Malawi Prison services have quarantined the expired margarine which Unilever Malawi donated to inmates as Christmas gifts, saying this could be a health hazard.
Unilever country manager Chikondi Ng’ombe confirmed the incident, saying the company had followed up with prison officials and that the expired product “has been quarantined”.
Ng’ombe said the expired margarine will be used “for soap making” at the prison’s soap factory in Makande.
“We will continue to work with prison authorities who have assured us that no one has been put at risk, to ensure the margarine is used for the purpose it was donated,” said Ng’ombe.
Ng’ombe said the margarine was not meant for consumption but solely for soap making.
She stated that Unliver’s commitment “remains firmly rooted” in protecting their consumers and “providing quality products.”
Ng’ombe said her company’s representative met officials of Consumer Association of Malawi to address concerns of the expired margarine which was donated to prison.
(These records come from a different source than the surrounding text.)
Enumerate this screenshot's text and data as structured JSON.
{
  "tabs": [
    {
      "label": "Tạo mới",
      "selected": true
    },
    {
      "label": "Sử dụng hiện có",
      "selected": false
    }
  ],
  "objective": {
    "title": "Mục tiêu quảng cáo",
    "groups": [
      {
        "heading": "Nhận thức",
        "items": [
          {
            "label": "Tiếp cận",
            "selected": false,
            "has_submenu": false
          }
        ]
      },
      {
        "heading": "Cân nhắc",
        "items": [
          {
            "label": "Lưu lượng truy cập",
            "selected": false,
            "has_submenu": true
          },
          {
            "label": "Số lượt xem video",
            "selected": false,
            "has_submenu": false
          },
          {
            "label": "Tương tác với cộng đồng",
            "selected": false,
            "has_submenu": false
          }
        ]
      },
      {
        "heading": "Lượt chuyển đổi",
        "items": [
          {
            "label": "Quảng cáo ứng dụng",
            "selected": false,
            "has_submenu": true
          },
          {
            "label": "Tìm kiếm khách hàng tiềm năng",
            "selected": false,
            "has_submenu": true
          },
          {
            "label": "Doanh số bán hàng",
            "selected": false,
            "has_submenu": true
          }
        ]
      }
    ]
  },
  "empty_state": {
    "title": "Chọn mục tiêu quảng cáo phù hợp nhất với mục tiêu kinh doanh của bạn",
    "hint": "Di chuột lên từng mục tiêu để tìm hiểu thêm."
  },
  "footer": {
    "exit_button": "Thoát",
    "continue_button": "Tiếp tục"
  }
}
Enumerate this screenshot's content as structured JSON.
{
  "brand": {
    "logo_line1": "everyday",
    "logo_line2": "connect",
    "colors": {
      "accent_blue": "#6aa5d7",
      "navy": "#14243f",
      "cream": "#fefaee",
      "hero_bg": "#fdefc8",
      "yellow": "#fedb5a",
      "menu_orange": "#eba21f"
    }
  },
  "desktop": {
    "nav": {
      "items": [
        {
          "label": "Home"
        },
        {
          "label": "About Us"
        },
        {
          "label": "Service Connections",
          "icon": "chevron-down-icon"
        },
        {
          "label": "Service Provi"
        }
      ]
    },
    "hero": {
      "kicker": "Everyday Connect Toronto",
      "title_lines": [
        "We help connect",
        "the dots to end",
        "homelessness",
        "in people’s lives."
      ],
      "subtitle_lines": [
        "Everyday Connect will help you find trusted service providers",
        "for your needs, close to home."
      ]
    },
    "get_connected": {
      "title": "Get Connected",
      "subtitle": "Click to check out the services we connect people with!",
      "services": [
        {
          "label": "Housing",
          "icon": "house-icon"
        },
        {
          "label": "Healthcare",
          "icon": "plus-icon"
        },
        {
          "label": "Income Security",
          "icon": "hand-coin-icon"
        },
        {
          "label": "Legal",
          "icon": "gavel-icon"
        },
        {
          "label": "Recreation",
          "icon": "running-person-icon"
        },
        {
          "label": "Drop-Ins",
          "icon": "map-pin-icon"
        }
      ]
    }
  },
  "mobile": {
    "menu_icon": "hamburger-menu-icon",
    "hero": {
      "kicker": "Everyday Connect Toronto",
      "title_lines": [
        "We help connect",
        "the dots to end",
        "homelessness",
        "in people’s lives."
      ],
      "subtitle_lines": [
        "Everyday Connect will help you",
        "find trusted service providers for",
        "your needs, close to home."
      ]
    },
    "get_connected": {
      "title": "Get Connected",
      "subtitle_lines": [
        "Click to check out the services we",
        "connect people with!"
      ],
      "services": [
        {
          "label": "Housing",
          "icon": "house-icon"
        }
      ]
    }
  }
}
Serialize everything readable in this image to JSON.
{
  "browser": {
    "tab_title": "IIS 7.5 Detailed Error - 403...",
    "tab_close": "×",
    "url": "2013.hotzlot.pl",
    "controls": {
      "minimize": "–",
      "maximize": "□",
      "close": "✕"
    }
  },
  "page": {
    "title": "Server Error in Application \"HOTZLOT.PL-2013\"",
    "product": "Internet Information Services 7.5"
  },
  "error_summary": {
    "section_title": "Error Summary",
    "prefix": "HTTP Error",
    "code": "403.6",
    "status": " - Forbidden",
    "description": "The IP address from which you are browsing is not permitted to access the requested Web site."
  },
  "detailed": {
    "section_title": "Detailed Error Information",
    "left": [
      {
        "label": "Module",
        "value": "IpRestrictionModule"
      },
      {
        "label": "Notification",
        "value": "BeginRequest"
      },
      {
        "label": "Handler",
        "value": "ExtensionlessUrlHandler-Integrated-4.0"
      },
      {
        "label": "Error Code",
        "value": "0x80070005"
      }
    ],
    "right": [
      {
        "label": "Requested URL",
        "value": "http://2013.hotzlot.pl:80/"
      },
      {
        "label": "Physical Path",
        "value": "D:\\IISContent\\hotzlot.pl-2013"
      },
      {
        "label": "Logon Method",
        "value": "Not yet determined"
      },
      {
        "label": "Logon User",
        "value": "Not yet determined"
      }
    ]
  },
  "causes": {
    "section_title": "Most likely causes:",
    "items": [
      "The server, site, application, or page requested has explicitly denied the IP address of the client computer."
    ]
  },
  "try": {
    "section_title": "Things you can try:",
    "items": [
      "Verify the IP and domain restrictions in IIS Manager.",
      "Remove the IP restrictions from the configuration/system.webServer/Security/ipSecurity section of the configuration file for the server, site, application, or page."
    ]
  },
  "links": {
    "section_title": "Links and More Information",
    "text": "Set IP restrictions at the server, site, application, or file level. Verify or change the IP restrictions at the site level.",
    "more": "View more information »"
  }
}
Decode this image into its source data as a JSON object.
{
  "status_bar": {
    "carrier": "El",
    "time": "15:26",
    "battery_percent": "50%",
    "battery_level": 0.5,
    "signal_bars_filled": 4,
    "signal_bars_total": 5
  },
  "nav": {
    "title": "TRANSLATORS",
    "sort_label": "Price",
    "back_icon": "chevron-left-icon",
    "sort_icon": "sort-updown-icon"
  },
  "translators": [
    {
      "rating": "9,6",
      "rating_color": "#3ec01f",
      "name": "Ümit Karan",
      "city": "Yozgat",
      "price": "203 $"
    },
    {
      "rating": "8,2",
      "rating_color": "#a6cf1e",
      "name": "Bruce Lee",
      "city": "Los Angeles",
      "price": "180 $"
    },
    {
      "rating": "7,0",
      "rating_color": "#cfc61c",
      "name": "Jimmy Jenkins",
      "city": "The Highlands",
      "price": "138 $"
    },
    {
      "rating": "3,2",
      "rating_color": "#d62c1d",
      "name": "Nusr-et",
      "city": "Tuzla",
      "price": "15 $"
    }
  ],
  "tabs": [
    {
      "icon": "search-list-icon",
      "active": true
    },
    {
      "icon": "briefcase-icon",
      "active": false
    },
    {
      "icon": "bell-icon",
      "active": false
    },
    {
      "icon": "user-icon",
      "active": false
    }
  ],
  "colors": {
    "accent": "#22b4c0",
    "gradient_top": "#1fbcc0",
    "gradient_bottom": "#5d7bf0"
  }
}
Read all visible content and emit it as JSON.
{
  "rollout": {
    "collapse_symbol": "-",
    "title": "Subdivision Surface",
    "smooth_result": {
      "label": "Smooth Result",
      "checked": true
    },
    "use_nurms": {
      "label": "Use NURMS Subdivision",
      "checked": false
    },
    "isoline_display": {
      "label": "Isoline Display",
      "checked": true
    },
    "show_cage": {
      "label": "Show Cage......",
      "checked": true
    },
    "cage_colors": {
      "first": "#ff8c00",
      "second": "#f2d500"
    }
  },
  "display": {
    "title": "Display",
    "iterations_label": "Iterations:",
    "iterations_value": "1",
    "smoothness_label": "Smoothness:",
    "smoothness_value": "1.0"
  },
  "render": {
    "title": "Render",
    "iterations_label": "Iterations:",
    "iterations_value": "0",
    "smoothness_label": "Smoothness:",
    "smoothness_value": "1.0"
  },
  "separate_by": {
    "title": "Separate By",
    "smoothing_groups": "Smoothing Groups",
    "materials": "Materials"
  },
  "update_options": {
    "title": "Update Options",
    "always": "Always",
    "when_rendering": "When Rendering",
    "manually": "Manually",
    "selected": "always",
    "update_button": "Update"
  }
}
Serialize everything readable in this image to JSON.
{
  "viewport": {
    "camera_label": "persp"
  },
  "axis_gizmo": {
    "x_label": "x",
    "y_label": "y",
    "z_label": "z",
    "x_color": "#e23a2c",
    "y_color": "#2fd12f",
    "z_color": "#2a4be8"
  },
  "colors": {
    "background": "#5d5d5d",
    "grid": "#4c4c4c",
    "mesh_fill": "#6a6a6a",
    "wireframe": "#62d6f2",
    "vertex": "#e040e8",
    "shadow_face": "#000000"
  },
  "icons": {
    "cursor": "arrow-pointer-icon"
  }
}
She said any anxiety the expired margarine donation may have caused “is sincerely regretted.”
Recently there was an article on BBC titled: “Is it fair to punish prisoners with horrible food?”
David Fathi, director of the American Civil Liberties Union National Prison Project believes people should never be deprived of food as a punishment because food is a basic human necessity.
“Some things are clear – prisoners have to be given a diet that is nutritionally adequate – but it can’t be so disgusting that no reasonable person would eat it, lose weight and have health problems,” said Fathi.